Na pewno każdy z nas zna co najmniej jedną taką osobę, która ma po prostu dryg do interesów, która potrafi tak się zakręcić, tak pokombinować, żeby wyjść na swoje, której każdy biznes zawsze wychodzi i która potrafi rozkręcić każdą firmę, nawet taką, która już całe lata znajduje się na skraju bankructwa. Dlaczego niektórzy doskonale radzą sobie w takich sytuacjach, potrafią wyjść obronną ręką z wszelkiego rodzaju trudności związanych z prowadzeniem firmy, a inni po prostu nie dają sobie z tym rady?
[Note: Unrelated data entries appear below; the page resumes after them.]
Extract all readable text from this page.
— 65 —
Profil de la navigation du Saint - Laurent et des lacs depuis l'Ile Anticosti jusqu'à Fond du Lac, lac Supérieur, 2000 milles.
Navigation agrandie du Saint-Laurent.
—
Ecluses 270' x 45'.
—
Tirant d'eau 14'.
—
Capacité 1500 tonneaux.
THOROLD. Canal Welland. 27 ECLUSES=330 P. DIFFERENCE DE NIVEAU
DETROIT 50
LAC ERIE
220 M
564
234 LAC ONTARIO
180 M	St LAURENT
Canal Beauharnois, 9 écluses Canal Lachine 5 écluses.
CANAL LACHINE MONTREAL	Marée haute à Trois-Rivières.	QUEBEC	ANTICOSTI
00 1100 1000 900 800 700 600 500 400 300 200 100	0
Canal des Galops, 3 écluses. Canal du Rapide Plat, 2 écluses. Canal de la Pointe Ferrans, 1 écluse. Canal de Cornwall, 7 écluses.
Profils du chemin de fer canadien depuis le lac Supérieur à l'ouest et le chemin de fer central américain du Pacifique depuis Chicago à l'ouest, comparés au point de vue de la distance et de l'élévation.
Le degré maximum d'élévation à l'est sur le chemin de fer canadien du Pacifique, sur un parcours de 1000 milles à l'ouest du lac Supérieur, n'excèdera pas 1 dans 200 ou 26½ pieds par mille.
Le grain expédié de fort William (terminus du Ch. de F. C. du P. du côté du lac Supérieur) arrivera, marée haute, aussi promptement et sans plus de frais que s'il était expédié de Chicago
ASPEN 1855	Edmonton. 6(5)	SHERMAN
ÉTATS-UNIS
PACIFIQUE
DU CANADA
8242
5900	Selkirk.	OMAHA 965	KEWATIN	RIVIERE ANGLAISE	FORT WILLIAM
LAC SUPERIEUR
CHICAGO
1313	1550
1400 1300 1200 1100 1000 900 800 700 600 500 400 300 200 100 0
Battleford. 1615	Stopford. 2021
Trudno jednoznacznie i wyczerpująco odpowiedzieć na to pytanie. Z pewnością nie chodzi tutaj o wiedzę, bo jeżeliby tak było, to każdy profesor wykładający ekonomię lub przedsiębiorczość powinien być obrzydliwie bogaty, a niemalże nigdy tak nie jest.
To coś
Dlaczego więc niektórzy potrafią zrealizować w swoim życiu tak zwany amerykański sen i w mgnieniu oka przebyć drogę od pucybuta do milionera? Wydaje się, że dla takiego stanu rzeczy ogromne znaczenie mają dwie sprawy: pierwsza to nasze wrodzone lub nabyte predyspozycje, pozwalające nam na nieco intuicyjne podejmowanie decyzji związanych z prowadzeniem biznesu, druga to natomiast łut szczęścia: przebywanie w odpowiednim czasie i odpowiednim miejscu czy też jakieś znajomości ułatwiające nam dojście do ważnych dla nas informacji, które mogą się przełożyć na nasz późniejszy sukces.
Ciemna strona
Nie zawsze jednak jest tak kolorowo – podejmowanie się prowadzenia często ryzykownego biznesu zawsze może zakończyć się niepowodzeniem, a jest to coś, co odstrasza większość z nas. Tylko nieliczni decydują się na podjęcie takiego ryzyka.
Bez ryzyka nie ma zabawy przecież!
Uważam, że jak się niczym nie ryzykuje to niewiele się ugra, czasem trzeba postawić na szali bardzo dużo by odnieść sukces.